Hamish Tait, un ancien employé de garderies de 35 ans basé à Sydney, est accusé de 329 infractions liées à l’abus sexuel d’enfants, selon la Police fédérale australienne (AFP). L’identité de l’accusé a été révélée lundi après la levée d’une ordonnance judiciaire de non-publication, laquelle avait été mise en place pour protéger l’intégrité de l’enquête et permettre le processus d’identification des victimes.

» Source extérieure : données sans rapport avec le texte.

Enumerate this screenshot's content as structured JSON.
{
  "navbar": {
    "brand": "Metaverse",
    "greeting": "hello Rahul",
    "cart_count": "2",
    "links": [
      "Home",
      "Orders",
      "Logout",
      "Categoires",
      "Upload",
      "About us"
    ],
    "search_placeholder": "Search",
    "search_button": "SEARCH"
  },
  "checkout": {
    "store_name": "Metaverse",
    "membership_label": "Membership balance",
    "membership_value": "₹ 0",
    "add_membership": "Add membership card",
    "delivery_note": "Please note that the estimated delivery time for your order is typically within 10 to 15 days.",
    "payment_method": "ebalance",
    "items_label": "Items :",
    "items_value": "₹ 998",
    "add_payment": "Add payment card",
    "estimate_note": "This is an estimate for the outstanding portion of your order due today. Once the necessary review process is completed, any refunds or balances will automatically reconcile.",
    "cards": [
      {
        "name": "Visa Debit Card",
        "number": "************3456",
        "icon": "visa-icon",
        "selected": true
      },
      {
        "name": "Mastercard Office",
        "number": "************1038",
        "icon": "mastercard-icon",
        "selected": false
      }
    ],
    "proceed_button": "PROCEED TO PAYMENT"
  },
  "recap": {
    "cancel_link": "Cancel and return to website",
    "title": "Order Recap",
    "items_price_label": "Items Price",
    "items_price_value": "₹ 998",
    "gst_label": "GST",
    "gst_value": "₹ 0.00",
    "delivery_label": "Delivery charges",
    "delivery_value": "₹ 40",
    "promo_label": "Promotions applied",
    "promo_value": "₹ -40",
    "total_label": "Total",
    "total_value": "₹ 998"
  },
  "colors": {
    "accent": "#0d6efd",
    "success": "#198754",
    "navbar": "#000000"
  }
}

Une enquête massive et des centaines de victimes
L’opération menée par l’AFP, baptisée « Operation Moonbi », a débuté en juin 2025 suite à un signalement du National Centre for Missing and Exploited Children (NCMEC) concernant un utilisateur téléchargeant des fichiers illustrant des abus sur enfants. L’enquête a nécessité l’analyse de 2,4 millions de fichiers électroniques et l’exécution de 12 mandats de perquisition.
L’AFP allègue que l’affaire implique actuellement 136 victimes, lesquelles étaient âgées d’un âge préscolaire ou primaire au moment des faits. En raison de la période prolongée durant laquelle les crimes auraient été commis, le commandant par intérim de l’AFP, Luke Needham, a précisé que certaines victimes sont désormais adultes. À ce jour, la police a contacté 121 familles en Australie et à l’étranger, tandis que 22 victimes présumées restent encore à identifier, portant le nombre total potentiel de victimes à 158.
Détails des accusations et mode opératoire
Les faits se seraient déroulés sur une période de 16 ans, entre 2009 et 2025. Bien que Hamish Tait ait travaillé ou fréquenté 62 centres de la petite enfance dans le nord-ouest de Sydney, la police allègue que les infractions ont eu lieu dans cinq établissements spécifiques, dont quatre centres de garde et sa propre entreprise.
Le décompte des 329 chefs d’accusation comprend :
- 162 chefs d’accusation de production de matériel abusif sur enfants.
- 81 chefs d’accusation de filmer une personne engagée dans un acte privé sans son consentement.
- 24 chefs d’accusation d’utilisation d’un enfant de moins de 14 ans pour la production de matériel abusif.
Le commandant Needham a précisé que l’AFP ne dispose d’aucune preuve d’agression sexuelle physique. Cependant, il a affirmé détenir des preuves que Tait a partagé du matériel illégal à l’étranger à trois reprises. Les enquêteurs cherchent toujours à identifier les destinataires de ces envois.
Saisie de matériel et procédure judiciaire
L’arrestation de M. Tait a suivi la découverte de son activité en ligne en juin 2025. Le 20 juin 2025, la police a perquisitionné une propriété à Glossodia, dans la région rurale de Hawkesbury, où 25 appareils électroniques contenant du matériel abusif ont été saisis. M. Tait a été placé en détention depuis son arrestation en juillet 2025.
Le dossier judiciaire a évolué rapidement : après des premières charges en juillet 2025, de nouvelles accusations ont été ajoutées en avril, juin et juillet de l’année suivante. Certaines des infractions reprochées sont passibles de peines allant jusqu’à 20 ans de prison.
Impact et mesures de soutien
La ministre fédérale de la Justice, Michelle Rowland, s’est dite « profondément écœurée et peinée » par ces allégations, soulignant que certains faits se seraient produits dans la zone qu’elle représente.

Face à la gravité de l’abus de confiance, l’AFP a mis en place un site internet dédié. Ce portail permet aux parents et aux tuteurs d’accéder à l’historique professionnel de Hamish Tait, d’obtenir des conseils sur les services de soutien et de savoir vers qui se tourner pour obtenir de l’aide supplémentaire.
Le commandant Needham a qualifié les faits d’« horribles », déclarant que l’abus de confiance allégué aura des « ramifications viagères pour les victimes et leurs familles ».